We see opportunity to improve data transformation, which is the process of adapting raw data we extract and load into a canonical format. Transformation kicks off after Stage 1, Extract and Load, processes raw data stored in our data lake by that stage, and stores its output in our warehouse. We have an array of proprietary transformation programs written in Python (we use the Scio library), and orchestrated via Dataflow. This makes it hard to reason about data transformation holistically, and limits the number of people who can make changes to or add data transformations; product engineering teams, the product operation team, and the data science team - use transformed data to do their jobs and build our products.
ETL tools can be homegrown, an open-source tool, or a paid cloud-managed solution. You can also use one big tool for everything, or use specific tools with specific goals. There is also a shift in the industry towards ELT, where data is first loaded, then transformed. Our current system is ELT, where we dump raw data from GCS into BigQuery and then create transformations into aggregate tables that are used to form identities and to search during audits.

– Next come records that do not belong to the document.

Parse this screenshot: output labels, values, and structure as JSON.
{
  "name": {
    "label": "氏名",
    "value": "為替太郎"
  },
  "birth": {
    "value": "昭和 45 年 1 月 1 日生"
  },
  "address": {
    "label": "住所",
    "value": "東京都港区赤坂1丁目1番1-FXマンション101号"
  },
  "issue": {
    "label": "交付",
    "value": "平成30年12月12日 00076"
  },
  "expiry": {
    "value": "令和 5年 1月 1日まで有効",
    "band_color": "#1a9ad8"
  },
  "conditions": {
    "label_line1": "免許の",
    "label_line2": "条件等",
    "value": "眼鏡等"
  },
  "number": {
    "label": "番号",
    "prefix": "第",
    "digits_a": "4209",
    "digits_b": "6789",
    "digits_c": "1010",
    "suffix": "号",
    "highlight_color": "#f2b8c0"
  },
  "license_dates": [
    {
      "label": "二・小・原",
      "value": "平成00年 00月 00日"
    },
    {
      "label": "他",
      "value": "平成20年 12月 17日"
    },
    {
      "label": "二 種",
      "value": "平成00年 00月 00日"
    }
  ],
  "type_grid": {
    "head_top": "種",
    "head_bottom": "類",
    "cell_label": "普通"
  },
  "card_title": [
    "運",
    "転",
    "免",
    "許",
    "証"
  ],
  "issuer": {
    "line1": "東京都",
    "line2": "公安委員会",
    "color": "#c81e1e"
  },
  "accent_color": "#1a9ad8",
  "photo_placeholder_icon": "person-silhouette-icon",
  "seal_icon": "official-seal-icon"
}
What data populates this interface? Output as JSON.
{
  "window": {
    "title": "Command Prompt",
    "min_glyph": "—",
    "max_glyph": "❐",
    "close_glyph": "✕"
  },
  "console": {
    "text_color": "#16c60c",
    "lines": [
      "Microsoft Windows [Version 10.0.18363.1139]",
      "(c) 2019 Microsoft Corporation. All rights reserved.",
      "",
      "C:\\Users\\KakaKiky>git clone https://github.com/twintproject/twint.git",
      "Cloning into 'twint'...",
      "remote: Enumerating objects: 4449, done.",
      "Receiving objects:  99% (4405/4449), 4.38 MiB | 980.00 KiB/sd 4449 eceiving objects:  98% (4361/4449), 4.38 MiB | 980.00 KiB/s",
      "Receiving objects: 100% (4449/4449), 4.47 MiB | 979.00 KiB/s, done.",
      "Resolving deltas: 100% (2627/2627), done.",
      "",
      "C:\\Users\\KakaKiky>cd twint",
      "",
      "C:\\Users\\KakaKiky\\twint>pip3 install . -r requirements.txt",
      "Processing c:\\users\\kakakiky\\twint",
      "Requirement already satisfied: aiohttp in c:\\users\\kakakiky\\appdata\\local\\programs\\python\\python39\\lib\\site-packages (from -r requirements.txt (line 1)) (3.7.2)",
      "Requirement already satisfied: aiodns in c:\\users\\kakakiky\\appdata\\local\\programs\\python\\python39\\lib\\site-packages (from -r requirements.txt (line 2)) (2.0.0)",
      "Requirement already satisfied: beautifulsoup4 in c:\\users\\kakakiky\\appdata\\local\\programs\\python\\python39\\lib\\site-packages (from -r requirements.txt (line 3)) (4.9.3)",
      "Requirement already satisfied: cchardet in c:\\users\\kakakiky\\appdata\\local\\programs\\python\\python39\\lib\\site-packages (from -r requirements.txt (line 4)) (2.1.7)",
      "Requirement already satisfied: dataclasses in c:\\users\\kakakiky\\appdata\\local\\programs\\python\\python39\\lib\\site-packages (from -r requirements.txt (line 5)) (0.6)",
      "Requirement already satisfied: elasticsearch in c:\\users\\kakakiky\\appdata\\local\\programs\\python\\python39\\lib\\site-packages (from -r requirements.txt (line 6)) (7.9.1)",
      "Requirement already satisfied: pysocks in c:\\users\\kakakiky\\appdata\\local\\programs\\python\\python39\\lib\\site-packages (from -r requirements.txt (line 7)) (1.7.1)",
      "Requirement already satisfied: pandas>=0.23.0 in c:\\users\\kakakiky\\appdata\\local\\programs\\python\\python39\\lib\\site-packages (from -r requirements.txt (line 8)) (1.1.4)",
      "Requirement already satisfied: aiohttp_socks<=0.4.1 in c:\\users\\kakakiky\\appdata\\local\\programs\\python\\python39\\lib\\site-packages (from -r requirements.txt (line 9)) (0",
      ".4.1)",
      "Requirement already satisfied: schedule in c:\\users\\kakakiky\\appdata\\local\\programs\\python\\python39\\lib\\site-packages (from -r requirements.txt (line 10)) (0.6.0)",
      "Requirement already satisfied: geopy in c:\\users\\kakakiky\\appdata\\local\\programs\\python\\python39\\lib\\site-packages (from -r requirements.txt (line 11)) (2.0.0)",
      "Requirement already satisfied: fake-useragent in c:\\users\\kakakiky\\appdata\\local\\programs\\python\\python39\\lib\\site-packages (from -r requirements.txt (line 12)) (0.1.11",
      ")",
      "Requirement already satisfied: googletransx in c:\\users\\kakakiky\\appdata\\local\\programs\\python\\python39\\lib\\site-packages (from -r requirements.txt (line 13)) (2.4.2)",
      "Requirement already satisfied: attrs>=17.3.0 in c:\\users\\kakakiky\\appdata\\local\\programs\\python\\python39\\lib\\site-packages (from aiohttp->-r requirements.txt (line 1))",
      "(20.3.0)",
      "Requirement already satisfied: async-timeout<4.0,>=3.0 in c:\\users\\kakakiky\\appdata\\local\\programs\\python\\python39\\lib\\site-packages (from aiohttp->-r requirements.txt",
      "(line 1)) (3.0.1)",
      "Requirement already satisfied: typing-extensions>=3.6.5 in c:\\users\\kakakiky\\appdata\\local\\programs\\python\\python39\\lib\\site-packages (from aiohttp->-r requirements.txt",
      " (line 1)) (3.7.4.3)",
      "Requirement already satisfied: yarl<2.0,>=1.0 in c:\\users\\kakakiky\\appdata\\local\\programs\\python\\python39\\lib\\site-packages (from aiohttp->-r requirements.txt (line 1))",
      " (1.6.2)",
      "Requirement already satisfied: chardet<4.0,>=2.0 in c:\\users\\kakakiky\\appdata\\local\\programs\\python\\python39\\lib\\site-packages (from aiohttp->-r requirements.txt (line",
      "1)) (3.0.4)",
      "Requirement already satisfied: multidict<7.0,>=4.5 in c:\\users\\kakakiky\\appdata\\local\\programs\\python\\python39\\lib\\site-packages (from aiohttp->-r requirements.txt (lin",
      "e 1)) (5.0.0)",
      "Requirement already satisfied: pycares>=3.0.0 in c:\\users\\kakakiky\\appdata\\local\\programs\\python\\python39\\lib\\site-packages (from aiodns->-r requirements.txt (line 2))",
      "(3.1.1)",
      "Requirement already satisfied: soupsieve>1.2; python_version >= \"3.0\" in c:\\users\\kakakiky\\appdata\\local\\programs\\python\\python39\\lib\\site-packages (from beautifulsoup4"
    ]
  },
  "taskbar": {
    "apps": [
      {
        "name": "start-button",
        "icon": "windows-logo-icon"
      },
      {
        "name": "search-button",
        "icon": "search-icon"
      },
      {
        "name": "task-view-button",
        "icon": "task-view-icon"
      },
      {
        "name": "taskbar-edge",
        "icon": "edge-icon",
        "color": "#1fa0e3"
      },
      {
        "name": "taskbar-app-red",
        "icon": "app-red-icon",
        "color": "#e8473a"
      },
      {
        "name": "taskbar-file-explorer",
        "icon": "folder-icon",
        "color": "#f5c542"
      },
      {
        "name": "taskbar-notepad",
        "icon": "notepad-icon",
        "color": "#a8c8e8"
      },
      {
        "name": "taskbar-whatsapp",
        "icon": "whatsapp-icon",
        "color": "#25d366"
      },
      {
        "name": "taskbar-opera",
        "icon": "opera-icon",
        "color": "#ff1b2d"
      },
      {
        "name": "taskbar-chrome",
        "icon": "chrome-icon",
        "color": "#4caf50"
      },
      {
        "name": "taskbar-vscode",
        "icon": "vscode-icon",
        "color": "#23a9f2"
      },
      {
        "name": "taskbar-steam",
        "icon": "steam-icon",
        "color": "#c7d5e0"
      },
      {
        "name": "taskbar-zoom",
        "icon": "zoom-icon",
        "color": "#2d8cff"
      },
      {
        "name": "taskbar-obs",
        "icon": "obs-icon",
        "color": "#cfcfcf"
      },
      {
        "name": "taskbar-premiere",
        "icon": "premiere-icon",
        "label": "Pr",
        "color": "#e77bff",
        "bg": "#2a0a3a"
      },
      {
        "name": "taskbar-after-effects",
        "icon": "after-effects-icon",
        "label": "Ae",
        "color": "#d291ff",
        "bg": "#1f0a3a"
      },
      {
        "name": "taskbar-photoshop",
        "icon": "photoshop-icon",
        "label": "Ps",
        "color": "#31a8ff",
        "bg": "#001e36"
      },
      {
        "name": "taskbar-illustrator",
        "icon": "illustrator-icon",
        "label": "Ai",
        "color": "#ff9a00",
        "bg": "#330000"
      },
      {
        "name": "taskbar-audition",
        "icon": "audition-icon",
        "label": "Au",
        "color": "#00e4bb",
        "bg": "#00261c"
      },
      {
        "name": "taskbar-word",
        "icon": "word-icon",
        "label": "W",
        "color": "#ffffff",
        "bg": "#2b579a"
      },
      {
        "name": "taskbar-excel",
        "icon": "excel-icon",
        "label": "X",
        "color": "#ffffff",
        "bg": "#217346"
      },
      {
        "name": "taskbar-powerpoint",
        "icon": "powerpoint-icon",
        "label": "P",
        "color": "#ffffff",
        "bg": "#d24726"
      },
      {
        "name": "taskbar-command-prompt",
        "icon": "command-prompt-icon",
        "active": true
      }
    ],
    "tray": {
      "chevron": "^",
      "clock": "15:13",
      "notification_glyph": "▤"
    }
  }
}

Given the familiarity we have with the space, we considered the following transformation tools:
We landed on dbt. Why? Transformation of data requires domain knowledge in order for the data to be structured in a way that is useful to be productionized. dbt allows you to create tables of transformed data using SQL, which is what we already do within our Scio pipelines. With dbt, anyone who can write SQL can write transformations using our raw data, which is incredibly powerful and engages so many more of our teammates to leverage data.
Also, the state data we receive is often fragile and changes without warning. If something breaks, a simple SQL adjustment is all that's needed to get our data pipeline back on track. dbt offers version control, testing, code compilation (you can use ifs in SQL), and documentation.
By allowing each team to create transformed data we can develop transformations concurrently without needing to wait for data engineers to finish developing pipelines.
We currently have setup a few of our pipelines running through dbt. It's so much quicker to write SQL transformations in dbt compared to Scio/Dataflow. We've taken the extra time gain and allocated it to adding detailed documentation and testing. I'm confident that this will pay dividends in preventing polluted data from entering our system and detecting quality issues. Win-win.
For a majority of our pipelines we will push updates to ElasticSearch in order to facilitate quick searches. We achieve this by having append-only tables and indexing net-new rows into ElasticSearch once we transform our data through dbt. The indexing is coordinated as a final step using Airflow.
As our team grows, it's important to document and make the knowledge of specific nuances of state data searchable. As we work with at 50 different sets of data for each different data type, engineers who develop pipelines also forget about these nuances and need to read through documentation again to refresh their memories. Using dbt documentation will allow any new member of our organization understand our data without having to ask engineering about the nuances of the data.
dbt tests on both the incoming source data and the outgoing transformed data ensures we don't introduce unexpected or incorrect data downstream. dbt tests are also written in SQL, which makes custom testing very intuitive to write. We have schema tests for key tables, which is something we lost from moving away from Scala with its type system. Elementary Data is good for tracking changes over time and for anomaly detection.
We ended up implementing a solution that allowed for flexibility - we didn't want have to rebuild from end to and end, with a complete migration to get things moving. The strategy was to start with a few pipelines in need of repair:
We plan to move over pipelines one by one as they need maintenance instead of having to coordinate a massive migration. We also will be making improvements to our EL system as well, but also in an incremental way by replacing the above steps with an improved version. This allows for flexibility in balancing technical renovation and innovation, where we gradually improve and harden our system while having room to build a world-class data source to serve as the infrastructure layer for our customers and partners.